I respectfully dissent.

I would affirm the district court and the court of appeals. The Heers’ claim arose independent of the trustee’s deed and the statute of limitations under section 614.14(5) does not apply.

Under section 614.14(5), “an adverse claim arising ... by reason of a transfer of an interest in real estate by a trustee” must be brought within a year after the date of the recording of the deed “from which such claim may arise.” I agree with the majority that the claim of boundary by acquiescence falls within the legislative definition of an “adverse claim” under section 614.14(3). However, it fails to satisfy the further requirement of “arising ... by reason of a transfer” by a trustee. A claim of acquiescence does not arise by reason of a transfer of land by a trustee’s deed, but by conduct and consent of two adjoining property owners or their predecessors in interest. See Egli v. Troy, 602 N.W.2d 329, 332 (Iowa 1999). The nature of the underlying recorded title to the land is totally unrelated to a claim of acquiescence, and it cannot be said that the acquisition of land by a trustee’s deed gives rise to a claim of boundary by acquiescence. Acquiescence and title by deed are totally unrelated legal concepts.

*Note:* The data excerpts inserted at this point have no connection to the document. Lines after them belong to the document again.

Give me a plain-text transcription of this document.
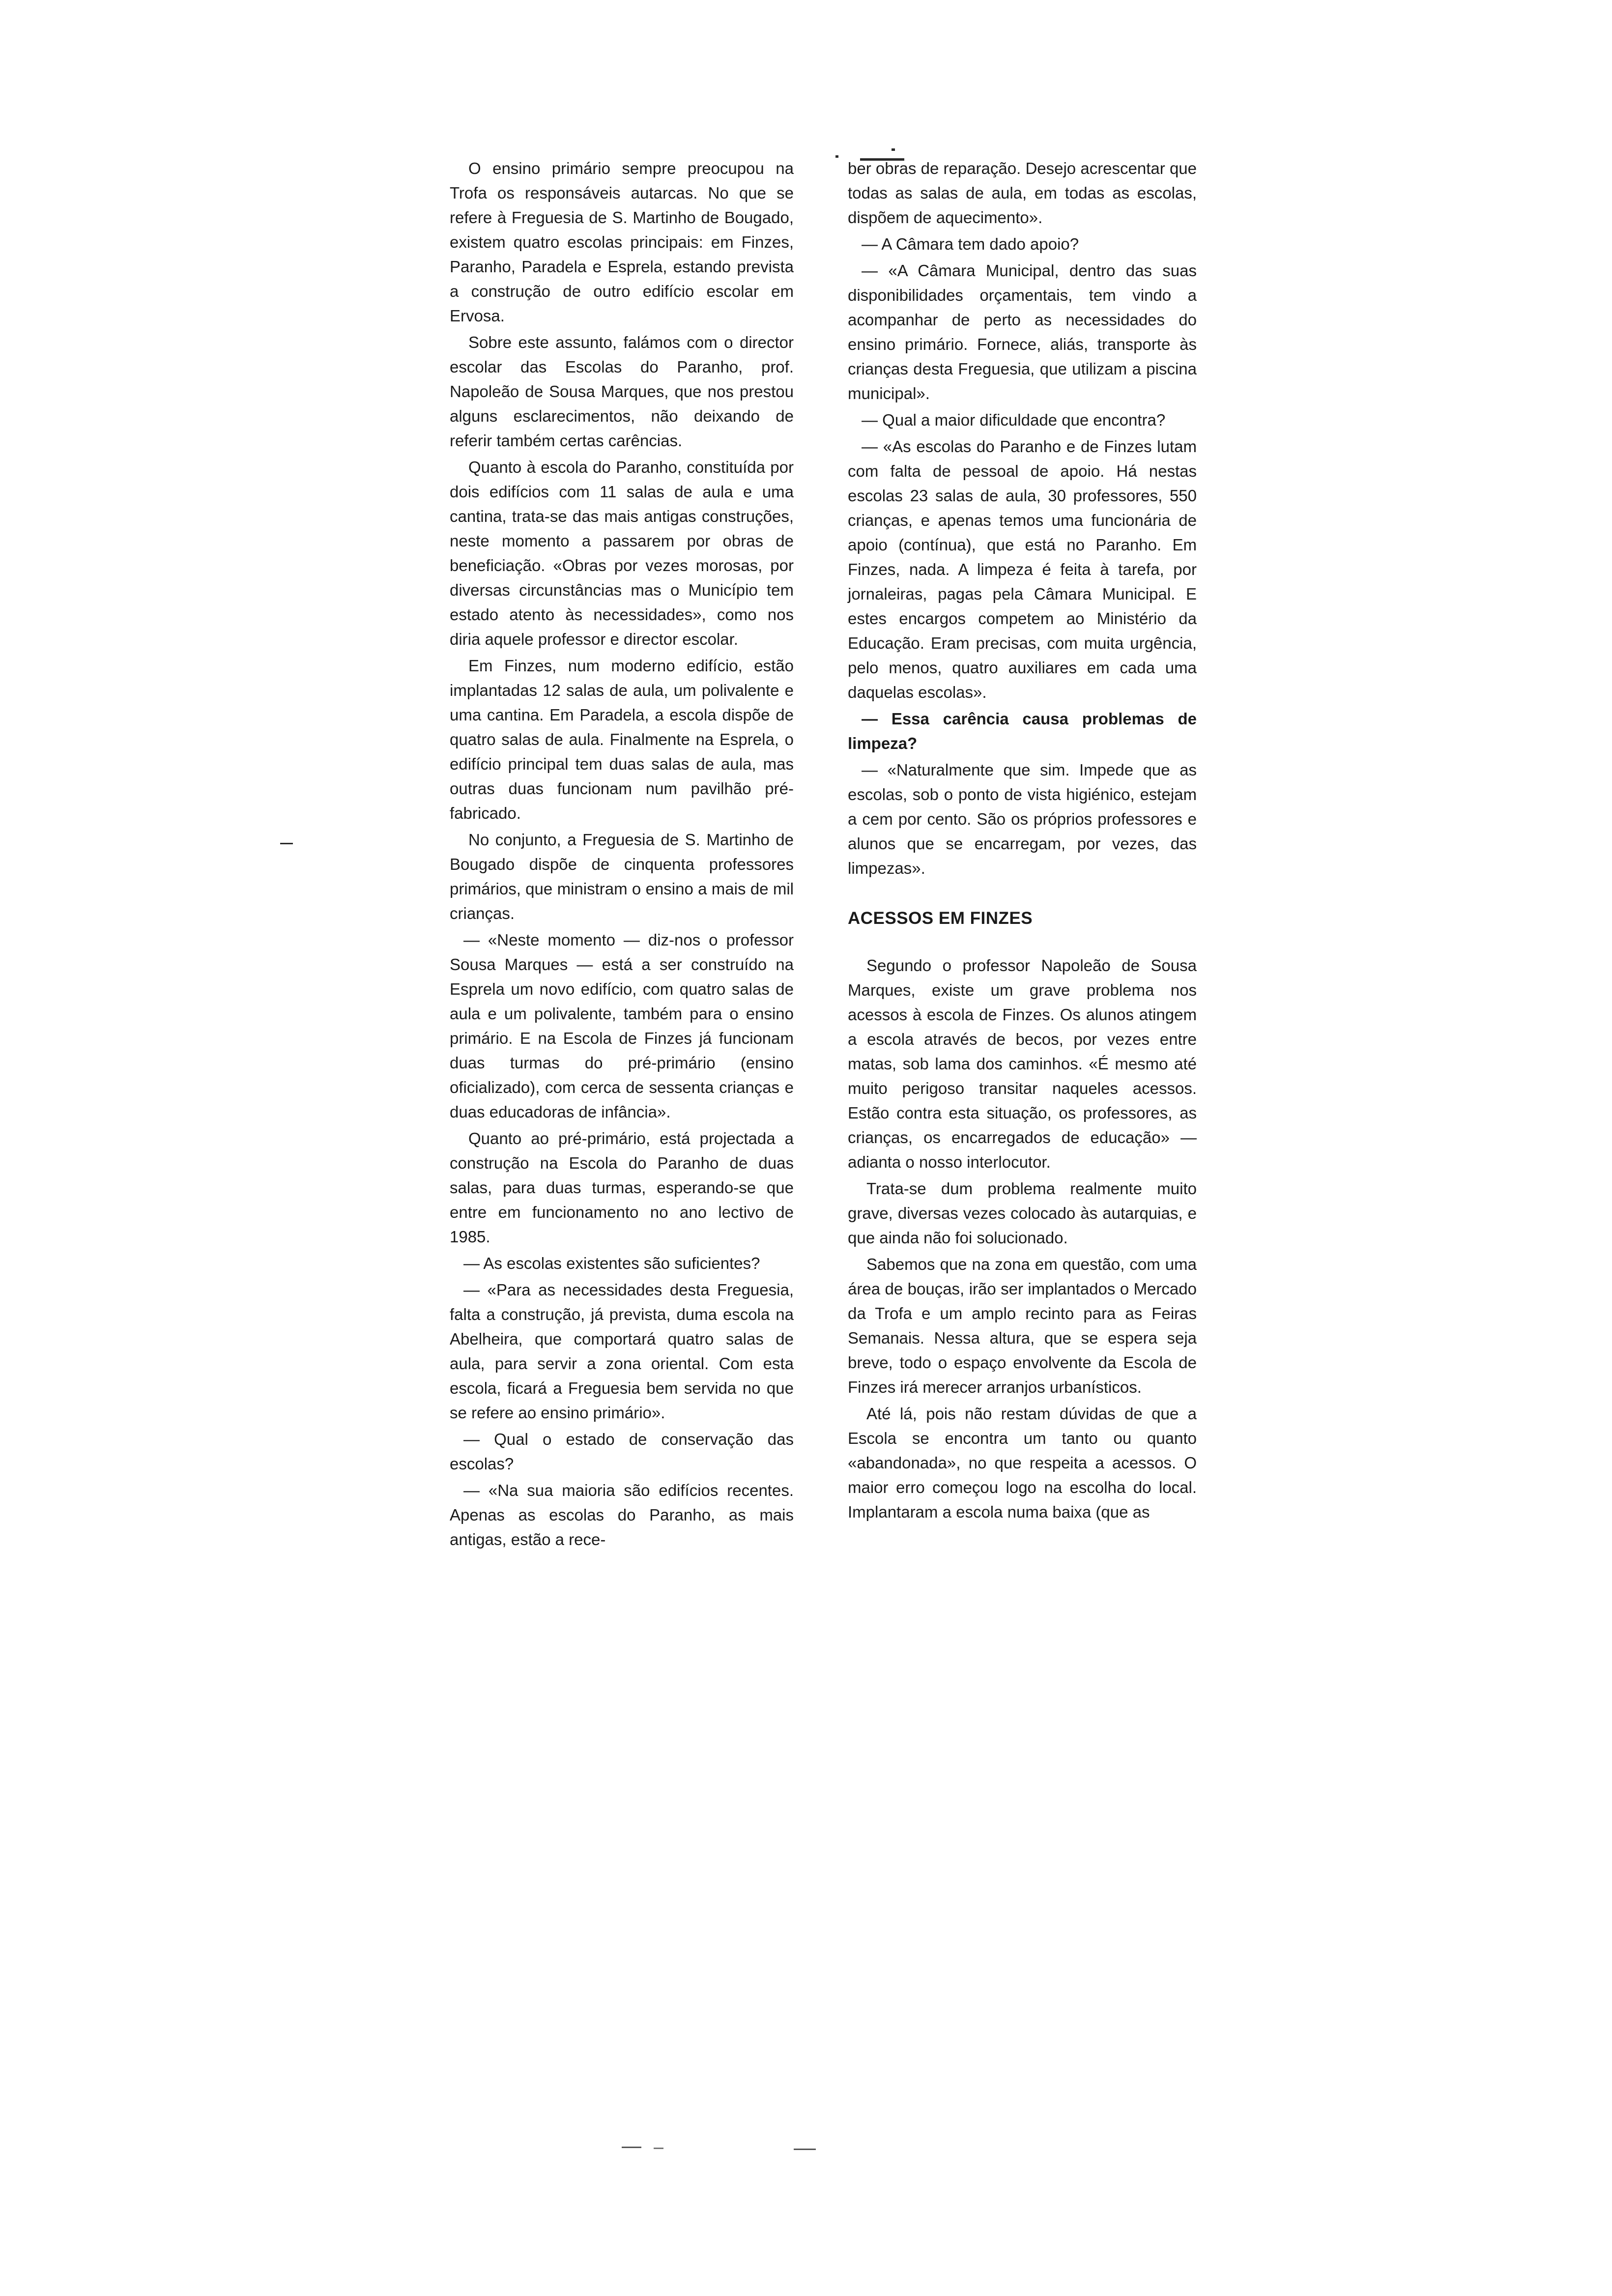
O ensino primário sempre preocupou na Trofa os responsáveis autarcas. No que se refere à Freguesia de S. Martinho de Bougado, existem quatro escolas principais: em Finzes, Paranho, Paradela e Esprela, estando prevista a construção de outro edifício escolar em Ervosa.

Sobre este assunto, falámos com o director escolar das Escolas do Paranho, prof. Napoleão de Sousa Marques, que nos prestou alguns esclarecimentos, não deixando de referir também certas carências.

Quanto à escola do Paranho, constituída por dois edifícios com 11 salas de aula e uma cantina, trata-se das mais antigas construções, neste momento a passarem por obras de beneficiação. «Obras por vezes morosas, por diversas circunstâncias mas o Município tem estado atento às necessidades», como nos diria aquele professor e director escolar.

Em Finzes, num moderno edifício, estão implantadas 12 salas de aula, um polivalente e uma cantina. Em Paradela, a escola dispõe de quatro salas de aula. Finalmente na Esprela, o edifício principal tem duas salas de aula, mas outras duas funcionam num pavilhão pré-fabricado.

No conjunto, a Freguesia de S. Martinho de Bougado dispõe de cinquenta professores primários, que ministram o ensino a mais de mil crianças.

— «Neste momento — diz-nos o professor Sousa Marques — está a ser construído na Esprela um novo edifício, com quatro salas de aula e um polivalente, também para o ensino primário. E na Escola de Finzes já funcionam duas turmas do pré-primário (ensino oficializado), com cerca de sessenta crianças e duas educadoras de infância».

Quanto ao pré-primário, está projectada a construção na Escola do Paranho de duas salas, para duas turmas, esperando-se que entre em funcionamento no ano lectivo de 1985.

— As escolas existentes são suficientes?

— «Para as necessidades desta Freguesia, falta a construção, já prevista, duma escola na Abelheira, que comportará quatro salas de aula, para servir a zona oriental. Com esta escola, ficará a Freguesia bem servida no que se refere ao ensino primário».

— Qual o estado de conservação das escolas?

— «Na sua maioria são edifícios recentes. Apenas as escolas do Paranho, as mais antigas, estão a rece-

ber obras de reparação. Desejo acrescentar que todas as salas de aula, em todas as escolas, dispõem de aquecimento».

— A Câmara tem dado apoio?

— «A Câmara Municipal, dentro das suas disponibilidades orçamentais, tem vindo a acompanhar de perto as necessidades do ensino primário. Fornece, aliás, transporte às crianças desta Freguesia, que utilizam a piscina municipal».

— Qual a maior dificuldade que encontra?

— «As escolas do Paranho e de Finzes lutam com falta de pessoal de apoio. Há nestas escolas 23 salas de aula, 30 professores, 550 crianças, e apenas temos uma funcionária de apoio (contínua), que está no Paranho. Em Finzes, nada. A limpeza é feita à tarefa, por jornaleiras, pagas pela Câmara Municipal. E estes encargos competem ao Ministério da Educação. Eram precisas, com muita urgência, pelo menos, quatro auxiliares em cada uma daquelas escolas».

— Essa carência causa problemas de limpeza?

— «Naturalmente que sim. Impede que as escolas, sob o ponto de vista higiénico, estejam a cem por cento. São os próprios professores e alunos que se encarregam, por vezes, das limpezas».

ACESSOS EM FINZES

Segundo o professor Napoleão de Sousa Marques, existe um grave problema nos acessos à escola de Finzes. Os alunos atingem a escola através de becos, por vezes entre matas, sob lama dos caminhos. «É mesmo até muito perigoso transitar naqueles acessos. Estão contra esta situação, os professores, as crianças, os encarregados de educação» — adianta o nosso interlocutor.

Trata-se dum problema realmente muito grave, diversas vezes colocado às autarquias, e que ainda não foi solucionado.

Sabemos que na zona em questão, com uma área de bouças, irão ser implantados o Mercado da Trofa e um amplo recinto para as Feiras Semanais. Nessa altura, que se espera seja breve, todo o espaço envolvente da Escola de Finzes irá merecer arranjos urbanísticos.

Até lá, pois não restam dúvidas de que a Escola se encontra um tanto ou quanto «abandonada», no que respeita a acessos. O maior erro começou logo na escolha do local. Implantaram a escola numa baixa (que as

Nevertheless, the majority maintains the claim of acquiescence in this case arose by reason of the trustee’s deed because the dispute between the parties would not have occurred if it had not been for the trustee’s deed. This may be true, but this type of factual analysis is contrary to the basic operation of a statute of limitations and has dangerous consequences.

A statute of limitations limits the filing of a legal claim to a period of time beginning with the act which gives rise to the claim. See 51 Am.Jur.2d Limitation of Actions § 107, at 679 (1970); see also Estate of Montag v. T.H. Agric. & Nutrition Co., 509 N.W.2d 469, 470 (Iowa 1993) (statute of limitations is the outer time limit to investigate claim and bring action which begins upon notice of potential action). The act is a form of notice. The majority, however, has interpreted the statute of limitations of section 614.14(5) to apply to a cause of action based on acts which do not give rise to the legal elements of the action. This is not only contrary to the basic operation of a statute of limitations, but has due process implications. A statute of limitations must only apply to the particular actions it recites, and no others. 51 Am.Jur.2d Limitation of Actions § 61, at 640.

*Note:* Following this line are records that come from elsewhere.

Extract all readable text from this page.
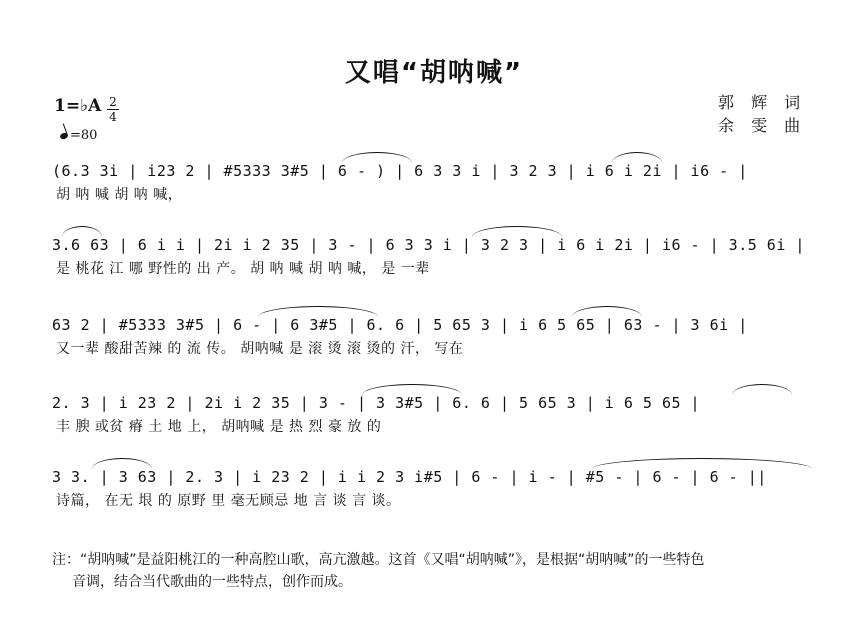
又唱“胡呐喊”
郭 辉 词
余 雯 曲
1=♭A 2
4
=80
(6.3 3i | i23 2 | #5333 3#5 | 6 - ) | 6 3 3 i | 3 2 3 | i 6 i 2i | i6 - |
胡 呐 喊 胡 呐 喊，
3.6 63 | 6 i i | 2i i 2 35 | 3 - | 6 3 3 i | 3 2 3 | i 6 i 2i | i6 - | 3.5 6i |
是 桃花 江 哪 野性的 出 产。 胡 呐 喊 胡 呐 喊， 是 一辈
63 2 | #5333 3#5 | 6 - | 6 3#5 | 6. 6 | 5 65 3 | i 6 5 65 | 63 - | 3 6i |
又一辈 酸甜苦辣 的 流 传。 胡呐喊 是 滚 烫 滚 烫的 汗， 写在
2. 3 | i 23 2 | 2i i 2 35 | 3 - | 3 3#5 | 6. 6 | 5 65 3 | i 6 5 65 |
丰 腴 或贫 瘠 土 地 上， 胡呐喊 是 热 烈 豪 放 的
3 3. | 3 63 | 2. 3 | i 23 2 | i i 2 3 i#5 | 6 - | i - | #5 - | 6 - | 6 - ||
诗篇， 在无 垠 的 原野 里 毫无顾忌 地 言 谈 言 谈。
注：“胡呐喊”是益阳桃江的一种高腔山歌，高亢激越。这首《又唱“胡呐喊”》，是根据“胡呐喊”的一些特色
音调，结合当代歌曲的一些特点，创作而成。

The language “arising by reason of’ imparts not only a factual connection but a legal connection as well. It refers to the causal connection between the act and liability. See 2800 Corp. v. Fernandez, 528 N.W.2d 124, 128 (Iowa 1995) (the phrase “arising out of’ in our workers’ compensation law refers to the causal connection between injury and employment). The majority, however, has discarded the legal connection and would include any claim factually traced to the trustee’s deed. This broad interpretation could not have been intended by our legislature. Courts cannot, under the guise of construction, apply a statute of limitations to actions not *664within the provisions. 51 Am. Jur.2d Limitation of Actions § 61, at 640.

We are obligated to give statutes a reasonable interpretation. State ex rel. Schuder v. Schuder, 578 N.W.2d 685, 687 (Iowa 1998). Moreover, statute of limitations are not preferred and when faced with two possible interpretations, the preferred interpretation is the one which permits the action. In re Estate of Renwanz, 561 N.W.2d 43, 45 (Iowa 1997). I understand why our legislature would place a one-year statute of limitations on legal claims which are adverse to and arise from a trustee’s deed, but I cannot conceive of any reason our legislature would include claims with no legal connection to a deed, such as a claim for boundary by acquiescence. The statute should be interpreted to permit the Heers to pursue their claim.

McGIVERIN, C.J., joins this dissent.